株主還元が世界で増加
2019.3.21

株式会社AWARDです。

株式を保有すると得られる権利として、企業の利益の配分を受ける権利があります。10年前にくらべると、世界の企業の株主還元額は倍増しているそうです。

株主還元額は10年で倍増


株主還元というのは、

・配当

・自社株買い

の2点のことを指します。配当は企業があげた利益を配当金として株主に分配し、自社株買いは企業に貯まったお金を使って市場で株式の買い付けを行います。市場で株式を買い付けると株価は上昇しますので、配当と自社株買いのどちらも株式を保有している投資家にとっては企業の利益が還元されることとなります。

この株主還元に使われる額は、世界全体でみて最近の10年間で倍増しているそうです。2018年度の配当と自社株買いの合計額は、過去最高の2兆3786億ドル(約265兆円)を記録しています。つまり、株式を持っている株主はそれだけ恩恵を受けることができた、とも言い換えることができるでしょう。

世界的な金余り


こうした株主還元の増加には、世界で行われている金融緩和の影響が強く影響しています。金融緩和によって資金が大量に出回ることで、企業は大いに業績を伸ばし潤いました。しかし、そのお金の使い道として、設備投資等の企業の成長に使われるものよりも、資本市場に再分配する株主還元に使われる方が伸びが大きくなっています。
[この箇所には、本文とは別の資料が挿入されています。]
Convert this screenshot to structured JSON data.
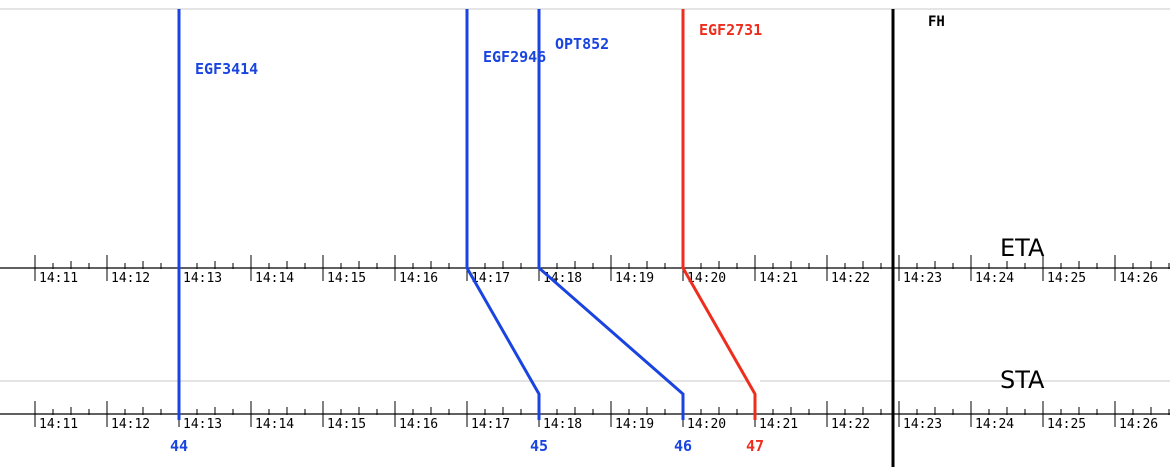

世界の産業構造が変わってきたのも、こうした株主還元にお金が使われやすくなる一因となっているようです。過去には世界的な大企業というと多額な設備投資を行う重厚長大型の鉄鋼・自動車・電機などの会社が名を連ねていました。しかし、現在では

1位 マイクロソフト

2位 アップル

3位 アマゾン

と巨大IT企業が時価総額の上位に名を連ねるようになっています。これらの企業は重厚長大型の企業に比べると設備投資費が小さくなる傾向があります。こうして世界の産業の主役が変わってきたのも、株主還元の増加に繋がっているのでしょう。

株主還元の恩恵を受けるには?


こうした株主還元の恩恵を受けるためには、株式を購入する、つまり投資家になるしかありません。世界にお金が余れば余るほど、そのお金は投資を行っている資本家のもとへと集中していくことになります。こうした流れが続くようであれば、企業にとってのコストである人件費を給与で貰うだけという選択をするのではなく、自身が持つお金を積極的に投資にまわして資本市場の恩恵を受けることを検討していくべきでしょう。

投資をする人としない人の間では、世界の経済の流れに身を置いているか離れているかの差が生まれてきます。金余りの現在だからこそ、資本市場に積極的に関わっていく姿勢は大切なのではないでしょうか。